Fakültenin yurt odasından çıkıp, merdivenlere doğru yürüdü. Merdivenlerin başındaki kocaman pencereye yaklaşıp, beşinci katın yüksekliğinden dışarıdaki bozkırı seyretti. İyice yükselmiş olan güneş, karşıdaki Mamak tepelerini, Seyranbağları’nı ve Hacettepe’yi sarı ışıklarla boyuyordu. Samanpazarı’ndan aşağıya doğru, mavi boyalı ve ‘yumuşacık yamuk’ yolcu arabaları iniyordu. Yurdun ve fakültenin önünden geçen asfaltta, Cebeci ve Emek yönlerine doğru dolmuşlar gidiyordu.

Yurt odalarından yükselen Ankara, Çorum, Yozgat, Konya, Samsun türkülerine, İstanbul şarkılarına kulak verdi. Kendi kentini, savrulup geldiği o kalın çizgili doğu kentini hatırlayıp üzüldü.

Sonra etrafta hiç gül göremediği için de üzüldü. Okuduğu fakülte ile kaldığı yurt binasının bahçesi iyice çıplaktı. Hemen yanlarındaki Hukuk Fakültesi’nin bahçesi çok daha yeşildi ama orada da sadece atkestaneleri, akasyalar, hanımelleri, mor salkımlar ve kadife çiçekleri vardı. Gül yoktu.

Oysa o gülleri severdi. Güllere vurgundu o. ‘Tifoya kardeş çıkan renkleriyle kokuları bile kıpkırmızı olan, görülmemiş güneşleri görülmemiş gözlere getiren, evlerin içine içine döşenen’ güllere yanıktı o. Güllere aşıktı o. “Kızarmış bir ekmek gibi duran saksılardaki sarı güllere sevdalıydı o. Umutları mektup mektup çoğaltan güllere meftundu o. Gül yaprağından kubbe, gül fidanından çatı, gül kokusundan anne ve gül şurubundan aşk sanatı olsun” isterdi o.

Utandı. En çok da ‘siyah güller, ak güller’ ve ille de ‘Geyve’nin gülleri’ne yangındı ama bunu kendi kendine söylemekten bile utanıyordu. Başını eğdi. Kendini bildi bileli yüzünde ve gözlerinde gezinip duran o anlaşılmazhüzün, tarifsiz keder ve çekilmez dertle merdivenlerden aşağıya indi.

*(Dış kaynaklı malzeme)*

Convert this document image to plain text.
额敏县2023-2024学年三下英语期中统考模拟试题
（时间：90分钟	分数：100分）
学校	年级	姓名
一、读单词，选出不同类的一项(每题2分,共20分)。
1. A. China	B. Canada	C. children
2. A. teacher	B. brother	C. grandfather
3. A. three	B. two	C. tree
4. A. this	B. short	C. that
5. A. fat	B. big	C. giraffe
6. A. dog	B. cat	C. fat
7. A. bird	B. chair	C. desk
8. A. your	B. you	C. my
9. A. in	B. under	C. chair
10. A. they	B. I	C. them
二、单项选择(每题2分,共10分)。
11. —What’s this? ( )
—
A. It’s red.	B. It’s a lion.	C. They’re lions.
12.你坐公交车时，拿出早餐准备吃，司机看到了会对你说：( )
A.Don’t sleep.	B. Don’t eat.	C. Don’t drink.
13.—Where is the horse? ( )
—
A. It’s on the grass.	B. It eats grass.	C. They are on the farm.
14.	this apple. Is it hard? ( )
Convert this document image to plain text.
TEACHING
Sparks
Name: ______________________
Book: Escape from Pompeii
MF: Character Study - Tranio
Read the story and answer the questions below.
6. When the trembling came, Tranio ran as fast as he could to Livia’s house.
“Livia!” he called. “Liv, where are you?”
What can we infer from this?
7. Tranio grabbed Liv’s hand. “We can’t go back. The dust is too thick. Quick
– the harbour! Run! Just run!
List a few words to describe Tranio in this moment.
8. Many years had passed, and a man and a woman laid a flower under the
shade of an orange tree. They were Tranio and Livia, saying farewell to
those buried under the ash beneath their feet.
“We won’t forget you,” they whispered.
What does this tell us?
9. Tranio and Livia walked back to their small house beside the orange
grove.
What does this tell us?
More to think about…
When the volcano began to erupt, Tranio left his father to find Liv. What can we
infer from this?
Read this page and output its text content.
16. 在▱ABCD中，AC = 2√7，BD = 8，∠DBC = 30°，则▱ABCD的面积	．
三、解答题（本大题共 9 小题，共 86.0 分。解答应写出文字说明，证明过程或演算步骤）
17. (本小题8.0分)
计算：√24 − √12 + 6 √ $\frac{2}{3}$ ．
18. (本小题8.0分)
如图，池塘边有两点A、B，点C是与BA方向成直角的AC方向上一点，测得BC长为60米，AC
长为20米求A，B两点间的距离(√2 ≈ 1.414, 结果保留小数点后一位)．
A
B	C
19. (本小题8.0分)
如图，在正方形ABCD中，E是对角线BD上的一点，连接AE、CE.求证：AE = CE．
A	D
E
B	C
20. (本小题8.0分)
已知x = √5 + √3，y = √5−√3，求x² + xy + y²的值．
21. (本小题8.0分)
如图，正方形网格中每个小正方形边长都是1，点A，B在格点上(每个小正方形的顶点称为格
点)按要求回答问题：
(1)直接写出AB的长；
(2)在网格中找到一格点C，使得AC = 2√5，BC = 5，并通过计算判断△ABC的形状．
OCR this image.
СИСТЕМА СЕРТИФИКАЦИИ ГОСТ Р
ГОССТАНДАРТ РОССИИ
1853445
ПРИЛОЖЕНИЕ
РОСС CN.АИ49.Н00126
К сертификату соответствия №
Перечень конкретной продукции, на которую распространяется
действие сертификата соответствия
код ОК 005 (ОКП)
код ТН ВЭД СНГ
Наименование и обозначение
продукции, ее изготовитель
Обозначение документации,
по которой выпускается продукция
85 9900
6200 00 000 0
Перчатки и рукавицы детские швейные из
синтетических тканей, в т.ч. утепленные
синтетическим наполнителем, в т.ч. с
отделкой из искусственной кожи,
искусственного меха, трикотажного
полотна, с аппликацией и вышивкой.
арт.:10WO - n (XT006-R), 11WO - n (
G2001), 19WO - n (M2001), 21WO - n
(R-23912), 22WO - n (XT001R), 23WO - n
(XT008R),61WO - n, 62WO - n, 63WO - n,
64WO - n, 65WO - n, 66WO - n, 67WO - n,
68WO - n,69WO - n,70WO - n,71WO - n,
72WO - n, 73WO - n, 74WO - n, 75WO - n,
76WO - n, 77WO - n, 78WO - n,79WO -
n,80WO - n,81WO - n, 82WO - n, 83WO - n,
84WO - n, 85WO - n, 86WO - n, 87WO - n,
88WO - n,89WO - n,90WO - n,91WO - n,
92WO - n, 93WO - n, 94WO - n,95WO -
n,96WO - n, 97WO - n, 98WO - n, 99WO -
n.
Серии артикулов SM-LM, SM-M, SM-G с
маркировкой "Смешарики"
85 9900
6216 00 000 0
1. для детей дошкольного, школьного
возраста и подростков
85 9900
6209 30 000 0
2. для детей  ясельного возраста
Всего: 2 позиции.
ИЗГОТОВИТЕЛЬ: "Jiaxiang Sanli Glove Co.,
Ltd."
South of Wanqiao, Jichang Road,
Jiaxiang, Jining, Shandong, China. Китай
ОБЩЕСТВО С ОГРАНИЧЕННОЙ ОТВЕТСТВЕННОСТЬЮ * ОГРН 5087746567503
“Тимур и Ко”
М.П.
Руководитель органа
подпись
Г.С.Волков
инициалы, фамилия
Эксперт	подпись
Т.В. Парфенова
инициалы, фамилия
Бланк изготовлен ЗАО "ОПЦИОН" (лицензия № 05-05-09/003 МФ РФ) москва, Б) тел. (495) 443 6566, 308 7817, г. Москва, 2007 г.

Kız oradaydı işte. Yemekhane ile çay ocağı arasındaki iki pingpong masasının birinin başında durmuş, servis atmaya hazırlanıyordu. Sol elinin parmakları arasında bembeyaz bir mika top vardı. Yeşil renkli raketi tutan sağ eli havaya kalkmış, güzelim başı yavaşça arkaya eğilmiş, iyice kısılmış gözlerle masanın öteki ucundaki rakibine bakıyordu.

Kız güzeldi. Alnını açıkta bırakan parlak saçları, ucu zarifçe havaya kalkık burnu, ışıklı mavi gözleri ve incecik bedeniyle güzeldi. Aynı sınıfta okuduğu ve kendisi gibi şiir yazan arkadaşı Pülümürlü Cemalettin Seber haklıydı. Kız gerçekten de ünlü yıldız Grace Kelly’ye çok benziyordu.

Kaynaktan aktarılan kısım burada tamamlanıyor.